3. The Guard (John Michael McDonagh, 2011)
Perhaps the most unapologetic black-comedy to come out in recent years, The Guard plays with stereotypes surrounding Irish people and goes deeper to display a diverse, hilarious and sometimes un-PC group of characters. Brendan Gleeson is the eponymous crass Garda who reluctantly teams up with Don Cheadle’s straight laced American detective to stop a major drug deal in a predominantly Gaelic speaking region of County Galway. The film places Cheadle’s character as the fish-out-of-water to portray a quirky and vibrant Irish community and delivers a truly unique look at the country and its people. Directed by the elder of the brothers McDonagh, John Michael (the younger being In Bruges’s Martin), the film became an international sensation garnering over £12 million in overseas box-office alone and becoming one of the most successful Irish films of all time.

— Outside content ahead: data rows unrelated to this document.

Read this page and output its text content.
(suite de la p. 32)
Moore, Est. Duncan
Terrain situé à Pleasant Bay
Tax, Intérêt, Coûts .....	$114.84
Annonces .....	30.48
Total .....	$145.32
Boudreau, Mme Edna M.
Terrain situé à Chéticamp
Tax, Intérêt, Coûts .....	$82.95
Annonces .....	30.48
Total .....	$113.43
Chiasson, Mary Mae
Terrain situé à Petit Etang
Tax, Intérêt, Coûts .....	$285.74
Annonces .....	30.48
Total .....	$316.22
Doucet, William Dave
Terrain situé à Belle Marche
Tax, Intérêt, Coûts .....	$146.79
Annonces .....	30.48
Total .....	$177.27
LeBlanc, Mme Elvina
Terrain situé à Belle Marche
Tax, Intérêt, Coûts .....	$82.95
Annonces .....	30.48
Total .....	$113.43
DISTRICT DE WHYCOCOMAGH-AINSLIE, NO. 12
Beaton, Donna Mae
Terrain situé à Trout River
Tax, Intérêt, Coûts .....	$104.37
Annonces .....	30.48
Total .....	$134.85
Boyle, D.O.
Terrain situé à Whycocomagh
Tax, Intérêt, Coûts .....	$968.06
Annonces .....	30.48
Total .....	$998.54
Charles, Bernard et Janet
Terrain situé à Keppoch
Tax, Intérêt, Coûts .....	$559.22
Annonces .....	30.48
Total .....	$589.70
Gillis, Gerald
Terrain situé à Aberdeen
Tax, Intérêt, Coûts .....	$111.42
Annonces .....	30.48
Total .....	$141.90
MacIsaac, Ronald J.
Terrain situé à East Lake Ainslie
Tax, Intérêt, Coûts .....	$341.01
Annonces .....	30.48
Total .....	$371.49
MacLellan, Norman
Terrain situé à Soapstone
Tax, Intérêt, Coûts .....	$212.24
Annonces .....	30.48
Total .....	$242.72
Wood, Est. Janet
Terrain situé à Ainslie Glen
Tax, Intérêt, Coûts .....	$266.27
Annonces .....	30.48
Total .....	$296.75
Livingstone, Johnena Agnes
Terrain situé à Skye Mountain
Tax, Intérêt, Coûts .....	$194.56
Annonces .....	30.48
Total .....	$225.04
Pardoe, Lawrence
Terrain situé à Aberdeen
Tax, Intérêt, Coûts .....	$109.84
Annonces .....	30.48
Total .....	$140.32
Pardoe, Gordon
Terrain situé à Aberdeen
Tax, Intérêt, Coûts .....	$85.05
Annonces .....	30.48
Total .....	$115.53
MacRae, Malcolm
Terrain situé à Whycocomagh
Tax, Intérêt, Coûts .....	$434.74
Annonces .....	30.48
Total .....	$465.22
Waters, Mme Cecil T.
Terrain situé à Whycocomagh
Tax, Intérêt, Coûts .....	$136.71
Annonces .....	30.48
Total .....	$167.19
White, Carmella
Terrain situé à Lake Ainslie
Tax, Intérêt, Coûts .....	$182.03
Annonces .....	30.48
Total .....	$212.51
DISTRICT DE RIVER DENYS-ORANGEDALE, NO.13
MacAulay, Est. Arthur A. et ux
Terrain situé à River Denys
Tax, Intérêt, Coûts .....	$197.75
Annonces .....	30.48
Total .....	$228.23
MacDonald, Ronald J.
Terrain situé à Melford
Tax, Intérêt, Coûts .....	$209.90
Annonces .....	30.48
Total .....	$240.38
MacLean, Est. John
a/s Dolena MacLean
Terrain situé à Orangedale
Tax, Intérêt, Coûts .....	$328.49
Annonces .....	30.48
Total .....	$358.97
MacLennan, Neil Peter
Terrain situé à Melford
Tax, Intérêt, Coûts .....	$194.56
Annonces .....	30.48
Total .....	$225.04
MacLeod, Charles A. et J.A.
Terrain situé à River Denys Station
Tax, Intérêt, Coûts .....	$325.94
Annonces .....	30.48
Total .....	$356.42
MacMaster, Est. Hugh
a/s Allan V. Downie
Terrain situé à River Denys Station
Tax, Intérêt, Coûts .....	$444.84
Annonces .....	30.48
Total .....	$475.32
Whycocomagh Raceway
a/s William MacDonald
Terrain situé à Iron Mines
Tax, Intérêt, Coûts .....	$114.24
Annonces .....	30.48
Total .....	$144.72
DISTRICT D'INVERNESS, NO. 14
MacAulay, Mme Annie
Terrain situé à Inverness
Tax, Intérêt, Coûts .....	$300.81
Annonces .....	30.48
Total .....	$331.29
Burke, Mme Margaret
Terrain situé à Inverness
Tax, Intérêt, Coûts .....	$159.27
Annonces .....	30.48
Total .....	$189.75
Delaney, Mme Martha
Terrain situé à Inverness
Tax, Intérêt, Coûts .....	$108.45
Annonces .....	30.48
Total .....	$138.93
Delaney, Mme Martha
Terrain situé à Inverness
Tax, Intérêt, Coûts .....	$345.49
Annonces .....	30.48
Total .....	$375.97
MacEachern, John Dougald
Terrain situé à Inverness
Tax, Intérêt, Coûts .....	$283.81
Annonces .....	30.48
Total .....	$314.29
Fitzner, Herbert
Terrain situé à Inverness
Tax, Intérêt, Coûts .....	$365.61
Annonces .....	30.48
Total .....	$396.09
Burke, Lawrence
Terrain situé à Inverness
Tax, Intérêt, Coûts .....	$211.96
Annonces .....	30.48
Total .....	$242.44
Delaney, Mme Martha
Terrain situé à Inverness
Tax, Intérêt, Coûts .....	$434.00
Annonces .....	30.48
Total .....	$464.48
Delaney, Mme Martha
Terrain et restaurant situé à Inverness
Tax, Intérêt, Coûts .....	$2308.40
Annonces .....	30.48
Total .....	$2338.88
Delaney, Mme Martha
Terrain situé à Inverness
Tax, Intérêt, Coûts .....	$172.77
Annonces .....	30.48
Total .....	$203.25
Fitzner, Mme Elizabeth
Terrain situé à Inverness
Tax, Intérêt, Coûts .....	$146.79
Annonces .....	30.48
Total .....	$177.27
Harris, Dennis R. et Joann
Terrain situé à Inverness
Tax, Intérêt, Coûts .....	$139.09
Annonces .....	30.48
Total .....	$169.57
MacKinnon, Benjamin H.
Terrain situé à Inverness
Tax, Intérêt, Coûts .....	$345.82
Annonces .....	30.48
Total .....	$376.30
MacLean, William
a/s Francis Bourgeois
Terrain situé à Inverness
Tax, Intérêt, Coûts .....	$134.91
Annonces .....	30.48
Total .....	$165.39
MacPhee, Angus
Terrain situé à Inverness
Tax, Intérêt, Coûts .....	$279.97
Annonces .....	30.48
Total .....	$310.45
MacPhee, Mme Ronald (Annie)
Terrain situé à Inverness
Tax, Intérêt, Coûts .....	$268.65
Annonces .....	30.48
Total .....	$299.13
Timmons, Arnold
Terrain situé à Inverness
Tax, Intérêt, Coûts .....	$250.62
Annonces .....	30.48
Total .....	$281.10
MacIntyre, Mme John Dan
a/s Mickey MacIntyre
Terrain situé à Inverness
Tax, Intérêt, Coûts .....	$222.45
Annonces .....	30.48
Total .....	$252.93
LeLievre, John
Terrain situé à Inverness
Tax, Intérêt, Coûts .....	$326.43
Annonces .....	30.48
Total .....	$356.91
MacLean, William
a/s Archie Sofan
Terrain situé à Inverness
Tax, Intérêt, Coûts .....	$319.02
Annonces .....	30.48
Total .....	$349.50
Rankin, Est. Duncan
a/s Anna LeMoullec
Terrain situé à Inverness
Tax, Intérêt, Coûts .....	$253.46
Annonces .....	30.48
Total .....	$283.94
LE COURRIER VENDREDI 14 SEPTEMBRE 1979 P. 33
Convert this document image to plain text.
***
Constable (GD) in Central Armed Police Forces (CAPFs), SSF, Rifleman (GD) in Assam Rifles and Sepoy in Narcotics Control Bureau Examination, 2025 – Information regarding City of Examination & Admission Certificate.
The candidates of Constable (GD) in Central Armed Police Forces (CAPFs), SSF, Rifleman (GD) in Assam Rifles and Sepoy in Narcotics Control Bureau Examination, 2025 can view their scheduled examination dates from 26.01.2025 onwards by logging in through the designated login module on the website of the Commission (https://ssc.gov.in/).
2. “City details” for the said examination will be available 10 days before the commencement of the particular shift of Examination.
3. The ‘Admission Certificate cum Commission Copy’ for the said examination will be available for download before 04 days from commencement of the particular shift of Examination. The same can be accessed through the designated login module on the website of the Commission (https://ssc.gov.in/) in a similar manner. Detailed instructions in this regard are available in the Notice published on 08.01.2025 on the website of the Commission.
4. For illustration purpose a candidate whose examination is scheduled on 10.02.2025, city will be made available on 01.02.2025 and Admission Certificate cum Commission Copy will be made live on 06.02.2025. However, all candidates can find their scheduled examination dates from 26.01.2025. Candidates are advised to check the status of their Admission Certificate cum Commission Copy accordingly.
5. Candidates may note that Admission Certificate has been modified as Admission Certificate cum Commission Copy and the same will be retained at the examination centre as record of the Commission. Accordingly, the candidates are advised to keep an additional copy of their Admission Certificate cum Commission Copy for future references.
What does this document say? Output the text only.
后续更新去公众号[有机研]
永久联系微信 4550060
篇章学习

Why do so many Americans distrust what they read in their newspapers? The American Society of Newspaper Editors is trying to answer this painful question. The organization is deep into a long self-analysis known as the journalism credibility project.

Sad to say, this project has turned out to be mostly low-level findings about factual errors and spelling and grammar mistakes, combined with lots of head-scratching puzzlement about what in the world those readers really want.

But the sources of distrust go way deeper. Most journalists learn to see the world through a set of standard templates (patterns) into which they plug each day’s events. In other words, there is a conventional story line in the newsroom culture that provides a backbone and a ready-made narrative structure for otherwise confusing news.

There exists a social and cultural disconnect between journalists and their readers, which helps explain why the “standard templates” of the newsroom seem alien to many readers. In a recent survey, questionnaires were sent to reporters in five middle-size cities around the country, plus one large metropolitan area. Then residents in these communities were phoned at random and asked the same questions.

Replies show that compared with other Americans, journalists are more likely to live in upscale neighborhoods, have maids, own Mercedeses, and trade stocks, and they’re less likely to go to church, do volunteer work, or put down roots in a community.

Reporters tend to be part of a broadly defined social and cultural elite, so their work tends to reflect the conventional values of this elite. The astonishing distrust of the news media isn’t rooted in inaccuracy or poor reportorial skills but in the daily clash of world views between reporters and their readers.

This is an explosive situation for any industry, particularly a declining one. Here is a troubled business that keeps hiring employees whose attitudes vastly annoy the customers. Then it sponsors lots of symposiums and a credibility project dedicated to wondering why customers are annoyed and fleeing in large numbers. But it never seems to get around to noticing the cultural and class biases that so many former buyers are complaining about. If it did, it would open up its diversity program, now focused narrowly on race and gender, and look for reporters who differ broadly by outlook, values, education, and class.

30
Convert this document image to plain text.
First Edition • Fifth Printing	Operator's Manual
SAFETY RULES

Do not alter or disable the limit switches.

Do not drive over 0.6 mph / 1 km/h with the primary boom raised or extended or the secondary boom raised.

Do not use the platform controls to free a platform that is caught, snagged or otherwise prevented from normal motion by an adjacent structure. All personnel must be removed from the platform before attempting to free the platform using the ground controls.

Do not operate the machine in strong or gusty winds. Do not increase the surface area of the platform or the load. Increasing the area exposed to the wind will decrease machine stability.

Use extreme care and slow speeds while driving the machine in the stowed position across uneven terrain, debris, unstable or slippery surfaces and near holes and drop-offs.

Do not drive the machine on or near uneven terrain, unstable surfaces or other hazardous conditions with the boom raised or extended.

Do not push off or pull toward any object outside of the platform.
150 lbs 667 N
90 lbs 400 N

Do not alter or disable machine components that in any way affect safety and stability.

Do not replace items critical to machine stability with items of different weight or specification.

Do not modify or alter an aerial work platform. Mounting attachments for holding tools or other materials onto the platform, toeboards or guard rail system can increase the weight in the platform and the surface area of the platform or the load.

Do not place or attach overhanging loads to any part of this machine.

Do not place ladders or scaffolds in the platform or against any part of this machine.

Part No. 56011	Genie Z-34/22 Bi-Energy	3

2. Sing Street (John Carney, 2016)
Released last year in 2016 and receiving acclaim in both Britain and America, Sing Street was something few saw coming. It became an overnight hit garnering 98% positive reviews on Rotten Tomatoes and returning a profit of more than three times its budget. Set in 1985, the film follows a school pop-band as they struggle against oppressive catholic teachers, school bullies and, of course, teenage angst. The songs performed by the band (all co-written by director John Carney) are all original and just utterly brilliant, embodying the synth-heavy pop ballads of the era. It is an absolute must watch for music fans and a tribute to anyone who’s ever been in love and felt powerless to do anything about it.
1. Hunger (Steve McQueen, 2008)
Directed by maverick British filmmaker Steve McQueen (12 Years a Slave) and co-written by McQueen and Irish writer Enda Walsh, Hunger depicts the 1981 hunger strike by IRA prisoners in Maze Prison, Northern Ireland. The film is a harrowing and explicit retrospective of the struggle of IRA prisoners striving for political status in the face of British oppression. Not a film for the light-hearted, it stars Michael Fassbender as real life IRA volunteer and MP Bobby Sands who orchestrated the hunger strike and no wash protests whilst receiving brutal treatment by prison personnel. It is the film that launched the career of one of Britons most unique filmmaking voices in McQueen and introduced the world to the intense performances we would come to expect from Fassbender.
Over to you: what are your fave Irish films of the 21st Century?